Sainsbury’s to Use Sustainable Palm Oil in Mainstream Biscuits

digestive biscuit.jpg

06 Oct 2009 --- The supermarket sells over 300 million digestivs and rich teas every year, meaning customers will be consuming sustainable palm oil certified by the RSPO (Roundtable on Sustainable Palm Oil), on a level never before reached in the UK.

06 Oct 2009 --- The UK's favourite biscuits are about to undergo a transformation as Sainsbury's becomes the first retailer to make digestives and rich teas using certified sustainable palm oil.

The supermarket sells over 300 million of these biscuits every year, meaning customers will be consuming sustainable palm oil certified by the RSPO (Roundtable on Sustainable Palm Oil), on a level never before reached in the UK.

Sustainable palm oil became available for the first time last year and Sainsbury's was the only retailer to purchase the oil at scale, using it first for basics fish fingers before rolling it out through the rest of the frozen fish range as well as most own brand bars of soap.
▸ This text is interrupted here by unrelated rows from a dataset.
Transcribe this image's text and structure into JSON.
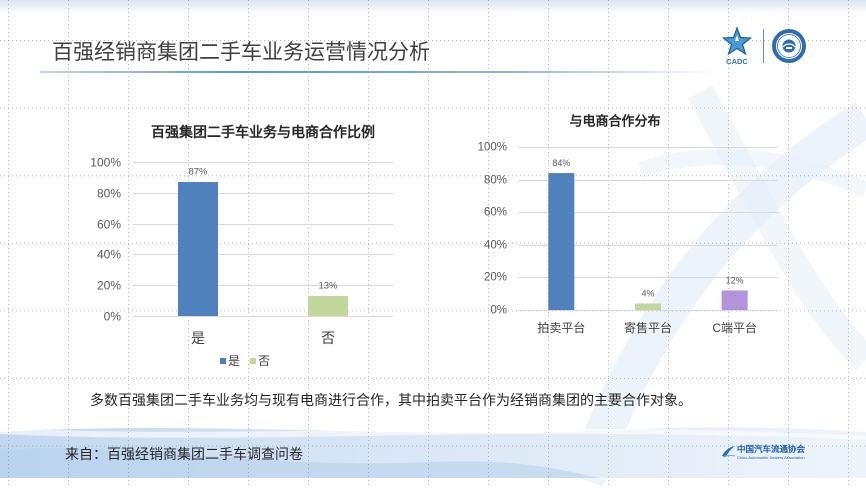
{
  "slide": {
    "title": "百强经销商集团二手车业务运营情况分析",
    "summary": "多数百强集团二手车业务均与现有电商进行合作，其中拍卖平台作为经销商集团的主要合作对象。",
    "source": "来自：百强经销商集团二手车调查问卷"
  },
  "logos": {
    "header_emblem_text": "CADC",
    "footer_org_cn": "中国汽车流通协会",
    "footer_org_en": "China Automobile Dealers Association",
    "icons": [
      "cadc-star-logo-icon",
      "association-seal-icon",
      "association-swoosh-icon"
    ]
  },
  "colors": {
    "title_text": "#404040",
    "accent_blue": "#2E75B6",
    "title_rule": "#5F95CF",
    "footer_band": "#CFE0F2"
  },
  "chart_data": [
    {
      "type": "bar",
      "title": "百强集团二手车业务与电商合作比例",
      "categories": [
        "是",
        "否"
      ],
      "values": [
        87,
        13
      ],
      "data_labels": [
        "87%",
        "13%"
      ],
      "colors": [
        "#4F81BD",
        "#C3D69B"
      ],
      "ylim": [
        0,
        100
      ],
      "ytick_values": [
        0,
        20,
        40,
        60,
        80,
        100
      ],
      "ytick_labels": [
        "0%",
        "20%",
        "40%",
        "60%",
        "80%",
        "100%"
      ],
      "grid": true,
      "legend": [
        "是",
        "否"
      ],
      "legend_position": "bottom"
    },
    {
      "type": "bar",
      "title": "与电商合作分布",
      "categories": [
        "拍卖平台",
        "寄售平台",
        "C端平台"
      ],
      "values": [
        84,
        4,
        12
      ],
      "data_labels": [
        "84%",
        "4%",
        "12%"
      ],
      "colors": [
        "#4F81BD",
        "#C3D69B",
        "#B394DB"
      ],
      "ylim": [
        0,
        100
      ],
      "ytick_values": [
        0,
        20,
        40,
        60,
        80,
        100
      ],
      "ytick_labels": [
        "0%",
        "20%",
        "40%",
        "60%",
        "80%",
        "100%"
      ],
      "grid": true,
      "legend": []
    }
  ]
}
Sainsbury's remains the only retailer to have purchased substantial volumes of sustainable palm oil.

Fiona Wheatley, Sainsbury's sustainability manager, said: "Digestives and rich teas are among the biggest-selling biscuits in the country, which is why we have decided to make them the next target for our sustainable palm oil programme. By prioritising those products that use the greatest volume of palm oil, we positively influence the way the oil is grown and traded internationally.

"We are firmly committed to the use of certified sustainable palm oil and we're currently looking for further products in which we can use it. Sales of basics fish fingers have risen by over 90 per cent over the past year, and one of the reasons for this is that customers respond favourably to the sustainability of the product."

Tony Juniper, special adviser to the Prince's Rainforests Project, said: "Oil palm cultivation has in recent years emerged as one of the major causes of tropical rainforest clearance. Simply banning this product is neither feasible nor logical, however. Developing countries and their farmers need income and the world needs vegetable oil. It is vital we find ways to produce the food the world needs while at the same time keeping the forests standing. Sainsbury's is helping to demonstrate how it is possible to source more sustainably produced palm oil and this is a very welcome development."

Adam Harrison, Senior Policy Officer at WWF, added: "WWF welcomes these further moves by Sainsbury's to source more sustainable palm oil.   Palm oil production is one of the main causes of deforestation around the world and is a direct threat to species like the orang-utan and the Sumatran tiger, rhino and elephant.  Forest loss is also a major contributor to climate change. 

"Sourcing from RSPO certified sources is the most credible way to ensure that companies that buy palm oil are not adding to these global problems.  By extending the range of its products that contain certified sustainable palm oil, Sainsbury's has shown that companies can move from talking about sustainability in this area to putting it into practice.  WWF hopes that this action will encourage other users of palm oil in their efforts to do the same."

Palm oil can be found in thousands of products on supermarket shelves (it is one of a number of oils that can be generically labelled as ‘vegetable oil'), but many consumers are unaware of how common its use is. For this reason, Sainsbury's is the only supermarket to have changed labelling on its food products so that they name palm oil (and other vegetable oils) specifically*.

In addition to being the only retailer to buy the oil in large volumes, Sainsbury's was also the first retailer to set a target date by which to switch to 100 per cent certified sustainable palm oil, aiming to reach this goal by 2014, ahead of the rest of the industry.

Fiona added: "We need to support the workers, farmers, families and communities that rely on palm oil, while making sure that tropical forests are protected for everyone's future benefit.

"In order to achieve this, we are dependent not only on widespread take up of certification at plantation level, but also adoption of certified sustainable palm oil sourcing by the companies that trade and process palm oil."

Sainsbury's support of sustainable palm oil is such that the company's CEO, Justin King is a member of the Prince's Rainforest Project (PRP) steering group. The project was set up by HRH The Prince of Wales and seeks to 'make rainforests worth more alive than dead'. The PRP team works with Governments, businesses and non-profit organisations to find solutions to deforestation.